Structural engineering to maintain the superior capacitance of molybdenum oxides at ultrahigh mass loadings

Capacitance loss with the increase of mass loading, originating from the slow electron and ion migration kinetics through the thick electrode materials, has been the subject of intense investigation in the field of supercapacitors. In this work, we report the preparation of a mixed-valence molybdenum oxide (MoO3−x) electrode with an ultrahigh mass loading of 15.4 mg cm−2 on a functionalized partially exfoliated graphite substrate using a facile electrochemical method. In addition to the highly open graphene nanosheets atop, the unique layered structures of intercalated graphite sheets ensure efficient ionic transport in the entire MoO3−x electrode.

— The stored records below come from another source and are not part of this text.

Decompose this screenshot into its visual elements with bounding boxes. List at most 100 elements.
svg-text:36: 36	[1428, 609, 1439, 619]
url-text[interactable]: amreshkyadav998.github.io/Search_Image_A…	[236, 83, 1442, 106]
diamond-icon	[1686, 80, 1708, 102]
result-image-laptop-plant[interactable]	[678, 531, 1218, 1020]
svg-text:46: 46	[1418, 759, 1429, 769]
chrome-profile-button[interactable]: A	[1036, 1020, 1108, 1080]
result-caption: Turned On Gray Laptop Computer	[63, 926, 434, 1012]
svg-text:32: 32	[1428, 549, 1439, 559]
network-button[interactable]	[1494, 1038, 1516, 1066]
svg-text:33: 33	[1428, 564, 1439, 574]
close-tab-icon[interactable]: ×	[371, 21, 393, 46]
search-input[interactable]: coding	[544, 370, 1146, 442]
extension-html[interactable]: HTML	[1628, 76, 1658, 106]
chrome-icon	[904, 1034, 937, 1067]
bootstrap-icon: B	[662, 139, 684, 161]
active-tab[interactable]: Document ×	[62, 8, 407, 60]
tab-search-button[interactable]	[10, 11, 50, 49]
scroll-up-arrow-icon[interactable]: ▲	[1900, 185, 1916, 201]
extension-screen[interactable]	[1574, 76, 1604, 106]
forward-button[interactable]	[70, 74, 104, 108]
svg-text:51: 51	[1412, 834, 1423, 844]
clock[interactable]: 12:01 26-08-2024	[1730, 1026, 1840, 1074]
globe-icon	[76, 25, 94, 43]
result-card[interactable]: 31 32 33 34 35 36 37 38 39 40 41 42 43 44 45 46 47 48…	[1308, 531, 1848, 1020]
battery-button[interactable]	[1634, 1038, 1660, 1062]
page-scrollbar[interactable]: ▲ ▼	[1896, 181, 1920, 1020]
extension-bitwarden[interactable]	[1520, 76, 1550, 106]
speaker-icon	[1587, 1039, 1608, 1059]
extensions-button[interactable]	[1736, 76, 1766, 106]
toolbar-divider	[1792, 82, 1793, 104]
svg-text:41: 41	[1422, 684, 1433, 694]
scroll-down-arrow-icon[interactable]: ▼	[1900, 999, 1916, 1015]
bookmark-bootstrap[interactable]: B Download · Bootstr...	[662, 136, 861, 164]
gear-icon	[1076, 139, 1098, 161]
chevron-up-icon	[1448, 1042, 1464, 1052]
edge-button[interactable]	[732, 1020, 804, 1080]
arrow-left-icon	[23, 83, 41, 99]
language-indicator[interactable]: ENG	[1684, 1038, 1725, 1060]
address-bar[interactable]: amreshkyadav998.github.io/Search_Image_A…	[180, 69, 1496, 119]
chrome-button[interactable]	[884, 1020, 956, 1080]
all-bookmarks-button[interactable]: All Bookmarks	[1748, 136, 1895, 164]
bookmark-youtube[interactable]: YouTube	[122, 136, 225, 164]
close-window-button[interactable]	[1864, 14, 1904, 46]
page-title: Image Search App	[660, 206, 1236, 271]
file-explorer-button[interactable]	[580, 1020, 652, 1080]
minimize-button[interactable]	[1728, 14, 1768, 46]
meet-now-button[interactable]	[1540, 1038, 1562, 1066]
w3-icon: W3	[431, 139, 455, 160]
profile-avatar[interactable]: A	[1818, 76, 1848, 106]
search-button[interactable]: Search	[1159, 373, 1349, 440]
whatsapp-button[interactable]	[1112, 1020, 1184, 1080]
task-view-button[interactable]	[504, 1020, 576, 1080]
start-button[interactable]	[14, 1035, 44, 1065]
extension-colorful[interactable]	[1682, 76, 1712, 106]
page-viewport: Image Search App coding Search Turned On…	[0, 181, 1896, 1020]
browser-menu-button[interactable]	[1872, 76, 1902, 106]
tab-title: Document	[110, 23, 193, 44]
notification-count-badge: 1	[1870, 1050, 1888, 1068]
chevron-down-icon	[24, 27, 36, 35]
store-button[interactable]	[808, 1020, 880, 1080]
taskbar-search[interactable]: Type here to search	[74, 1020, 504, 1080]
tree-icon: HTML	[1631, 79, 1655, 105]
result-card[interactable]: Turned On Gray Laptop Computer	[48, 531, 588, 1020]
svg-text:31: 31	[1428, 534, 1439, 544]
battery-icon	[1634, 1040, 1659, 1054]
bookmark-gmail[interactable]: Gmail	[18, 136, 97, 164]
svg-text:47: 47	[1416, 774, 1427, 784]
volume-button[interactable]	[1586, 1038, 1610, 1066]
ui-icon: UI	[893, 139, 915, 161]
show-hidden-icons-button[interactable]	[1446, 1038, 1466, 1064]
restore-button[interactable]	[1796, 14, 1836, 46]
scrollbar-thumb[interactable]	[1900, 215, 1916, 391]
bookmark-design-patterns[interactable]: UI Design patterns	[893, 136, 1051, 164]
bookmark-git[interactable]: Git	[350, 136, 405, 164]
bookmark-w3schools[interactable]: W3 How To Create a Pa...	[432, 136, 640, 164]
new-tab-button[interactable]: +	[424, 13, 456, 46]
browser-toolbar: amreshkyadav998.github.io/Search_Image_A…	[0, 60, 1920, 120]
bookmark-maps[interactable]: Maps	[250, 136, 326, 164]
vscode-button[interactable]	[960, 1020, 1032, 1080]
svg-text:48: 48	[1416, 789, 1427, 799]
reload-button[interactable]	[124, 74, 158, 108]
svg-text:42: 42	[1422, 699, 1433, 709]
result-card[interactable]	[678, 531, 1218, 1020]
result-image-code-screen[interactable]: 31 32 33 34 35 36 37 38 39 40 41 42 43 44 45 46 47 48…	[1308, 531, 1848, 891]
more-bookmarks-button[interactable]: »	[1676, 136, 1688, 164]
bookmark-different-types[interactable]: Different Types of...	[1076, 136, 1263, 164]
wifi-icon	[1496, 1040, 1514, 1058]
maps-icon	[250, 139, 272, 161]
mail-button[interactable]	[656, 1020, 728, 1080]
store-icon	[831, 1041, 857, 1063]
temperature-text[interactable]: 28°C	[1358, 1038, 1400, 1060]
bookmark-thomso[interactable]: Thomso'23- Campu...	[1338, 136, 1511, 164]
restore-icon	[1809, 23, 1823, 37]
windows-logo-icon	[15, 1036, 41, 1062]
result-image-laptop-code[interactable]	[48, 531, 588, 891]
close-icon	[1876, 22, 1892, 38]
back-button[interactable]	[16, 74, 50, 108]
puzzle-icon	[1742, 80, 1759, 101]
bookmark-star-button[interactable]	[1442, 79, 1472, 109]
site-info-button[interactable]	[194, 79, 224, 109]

The oxygen-containing functional groups on the exfoliated graphene can bind strongly with the MoO3−x via formation of C–O–Mo bonding, which provides a fast electron transport path from graphene to MoO3−x and thus allows high reversible capacity and excellent rate performance. The optimized MoO3−x electrode delivers an outstanding areal capacitance of 4.03 F cm−2 at 3 mA cm−2 with an excellent rate capability which is significantly higher than the values of other molybdenum oxide based electrodes reported to date. More importantly, the areal capacitance increases proportionally with the MoO3−x mass loading, indicating that the capacitive performance is not limited by ion diffusion even at such a high mass loading. An asymmetric supercapacitor (ASC) assembled with an MoO3−x anode delivers a maximum volumetric energy density of 2.20 mW h cm−3 at a volumetric power density of 3.60 mW cm−3, which is superior to those of the majority of the state-of-the-art supercapacitors.